Какие-то люди, наверное, чиновники президентского дворца, одетые в серое, не давали проходу и без того бледному и раздражённому Холли Хэмишу. Они требовали с чем-то согласиться и что-то там подписать, но Холли категорически отказывался:
— Господа! За кого вы меня принимаете? За полнейшего идиота? Или, может быть, вы думаете, что я вчера родился? Вы должны добиться согласования! Вы, а не я! Без подписи министра я ничего не подпишу! Что? Министр не даст своего согласия? И вы что, хотите выставить меня дураком в его глазах? Не позволю! Распоряжение отдано самим президентом, вот вы его и исполняйте. Прочь! Когда всё будет сделано, как полагается, тогда и приходите ко мне! Наряд на усиленную охрану Эбернети? Давайте, где мне подписать?
«Хозяин положения — явно он», — подумалось мне. А ещё я успел понять, что речь идёт обо мне, вернее, о моей охране и безопасности.
Однако побездельничать мне не дозволила госпожа Хендриксен.
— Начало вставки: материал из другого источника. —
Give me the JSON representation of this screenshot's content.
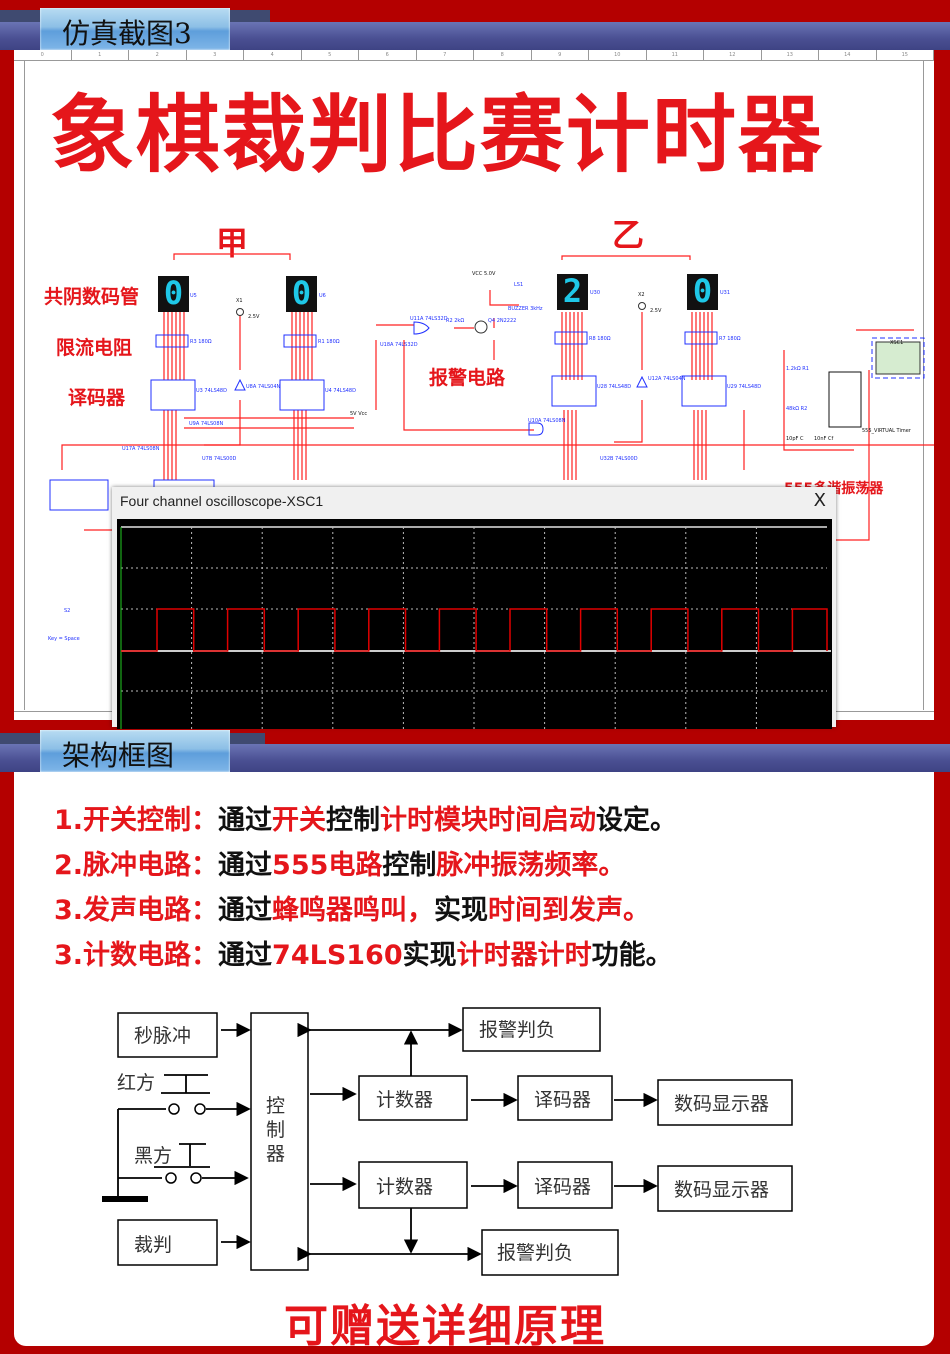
{
  "section1": {
    "tab": "仿真截图3"
  },
  "schematic": {
    "title": "象棋裁判比赛计时器",
    "player_a": "甲",
    "player_b": "乙",
    "labels": {
      "display": "共阴数码管",
      "resistor": "限流电阻",
      "decoder": "译码器",
      "alarm": "报警电路",
      "oscillator": "555多谐振荡器"
    },
    "displays": [
      {
        "ref": "U5",
        "digit": "0"
      },
      {
        "ref": "U6",
        "digit": "0"
      },
      {
        "ref": "U30",
        "digit": "2"
      },
      {
        "ref": "U31",
        "digit": "0"
      }
    ],
    "components": {
      "r3": "R3 180Ω",
      "r1": "R1 180Ω",
      "r8": "R8 180Ω",
      "r7": "R7 180Ω",
      "u3": "U3 74LS48D",
      "u4": "U4 74LS48D",
      "u28": "U28 74LS48D",
      "u29": "U29 74LS48D",
      "u8a": "U8A 74LS04N",
      "u12a": "U12A 74LS04N",
      "x1": "X1",
      "x2": "X2",
      "v25": "2.5V",
      "u11a": "U11A 74LS32D",
      "u18a": "U18A 74LS32D",
      "r2": "R2 2kΩ",
      "q4": "Q4 2N2222",
      "vcc": "VCC 5.0V",
      "ls1": "LS1",
      "buzzer": "BUZZER 3kHz",
      "u9a": "U9A 74LS08N",
      "u17a": "U17A 74LS08N",
      "u7b": "U7B 74LS00D",
      "u10a": "U10A 74LS08N",
      "u32b": "U32B 74LS00D",
      "vcc5": "5V Vcc",
      "timer": "555_VIRTUAL Timer",
      "xsc1": "XSC1",
      "c": "10pF C",
      "cf": "10nF Cf",
      "r1b": "1.2kΩ R1",
      "r2b": "48kΩ R2",
      "s2": "S2",
      "key": "Key = Space"
    }
  },
  "oscilloscope": {
    "title": "Four channel oscilloscope-XSC1",
    "close_label": "X",
    "trace_color": "#e00000",
    "signal": "square wave",
    "duty_cycle": 0.52
  },
  "section2": {
    "tab": "架构框图"
  },
  "description": [
    [
      {
        "t": "1.开关控制：",
        "c": "#e5161b"
      },
      {
        "t": "通过",
        "c": "#111"
      },
      {
        "t": "开关",
        "c": "#e5161b"
      },
      {
        "t": "控制",
        "c": "#111"
      },
      {
        "t": "计时模块时间启动",
        "c": "#e5161b"
      },
      {
        "t": "设定。",
        "c": "#111"
      }
    ],
    [
      {
        "t": "2.脉冲电路：",
        "c": "#e5161b"
      },
      {
        "t": "通过",
        "c": "#111"
      },
      {
        "t": "555电路",
        "c": "#e5161b"
      },
      {
        "t": "控制",
        "c": "#111"
      },
      {
        "t": "脉冲振荡频率。",
        "c": "#e5161b"
      }
    ],
    [
      {
        "t": "3.发声电路：",
        "c": "#e5161b"
      },
      {
        "t": "通过",
        "c": "#111"
      },
      {
        "t": "蜂鸣器鸣叫，",
        "c": "#e5161b"
      },
      {
        "t": "实现",
        "c": "#111"
      },
      {
        "t": "时间到发声。",
        "c": "#e5161b"
      }
    ],
    [
      {
        "t": "3.计数电路：",
        "c": "#e5161b"
      },
      {
        "t": "通过",
        "c": "#111"
      },
      {
        "t": "74LS160",
        "c": "#e5161b"
      },
      {
        "t": "实现",
        "c": "#111"
      },
      {
        "t": "计时器计时",
        "c": "#e5161b"
      },
      {
        "t": "功能。",
        "c": "#111"
      }
    ]
  ],
  "block_diagram": {
    "second_pulse": "秒脉冲",
    "red_side": "红方",
    "black_side": "黑方",
    "referee": "裁判",
    "controller": [
      "控",
      "制",
      "器"
    ],
    "alarm_top": "报警判负",
    "alarm_bottom": "报警判负",
    "counter": "计数器",
    "decoder": "译码器",
    "display": "数码显示器"
  },
  "footer": "可赠送详细原理",
  "colors": {
    "background": "#b40000",
    "accent_red": "#e5161b",
    "segment": "#1fc8e8",
    "wire": "#ff2020",
    "chip": "#2030ff"
  }
}
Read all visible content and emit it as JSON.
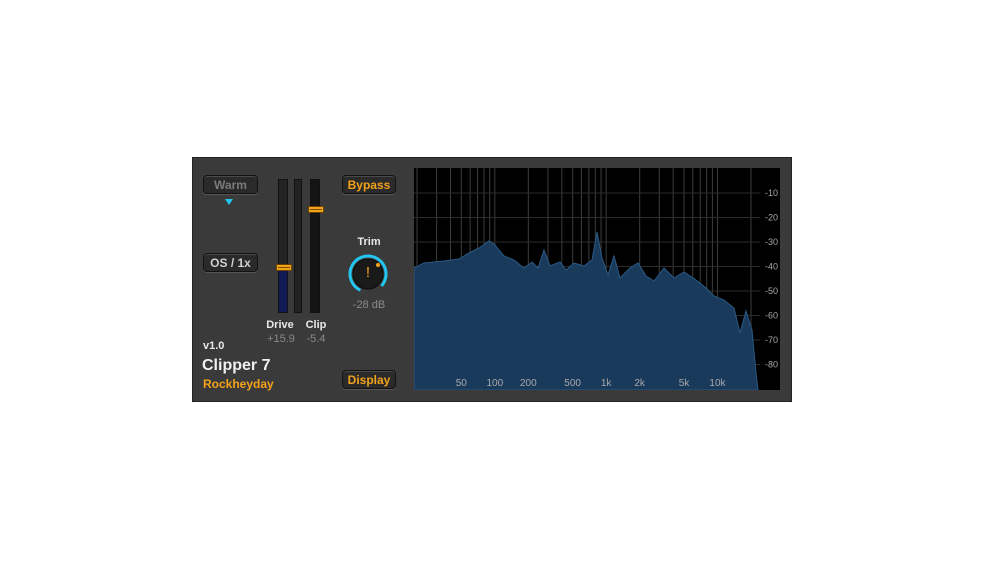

Как только Хаммерсли и Хэмиш оказались вдали от нас, она основательно взялась за меня.
— Так, время дорого. Пока не прибыл мистер Джоэнт, я хочу познакомиться с вами, молодой человек! — твёрдо, тоном, не терпящим возражений, обратилась она ко мне.
— Я не против, мэм, — ответил я, по-прежнему внимательно наблюдая за происходящим в огромном зале.
— Пойдёмте-ка вот туда, не хочу, чтобы вы отвлекались.
Я вздрогнул и повернул лицо. Наши глаза встретились. Так и есть: в голубых глазах ментора и тренера профи я в упор не видел злости или враждебности по отношению к себе.
С детства я усвоил одно: профи — самые настоящие сволочи и убийцы. Всё, что я видел с младых ногтей по Capitol-TV, буквально вопило об этом! Взять хотя бы эту ведьму из Первого — Бьюти, которая жаждет моей крови. Поэтому отношение ко мне госпожи Хендриксен казалось слишком необычным. Пожалуй, мне очень повезло, ведь теперь я — страшно сказать — её подопечный, пусть и временно.
Понимание этого неправильного и невероятного факта выбило воздух из моих лёгких. В последнее время всё в моей жизни меняется с безумной скоростью, а я только и делаю, что стараюсь успеть подстроиться под новый ритм. Но то, что происходит сейчас… Хеймитч из Двенадцатого, сын диссидента-капитолийца станет таким же, как профи? Как машины-убийцы? Ну уж нет!
Моя жизнь теперь в руках этой женщины, но могу ли я ей доверять? Нужно срочно это понять, иначе мне не выкарабкаться. Холли не обучит меня приёмам, которыми владеют только профи.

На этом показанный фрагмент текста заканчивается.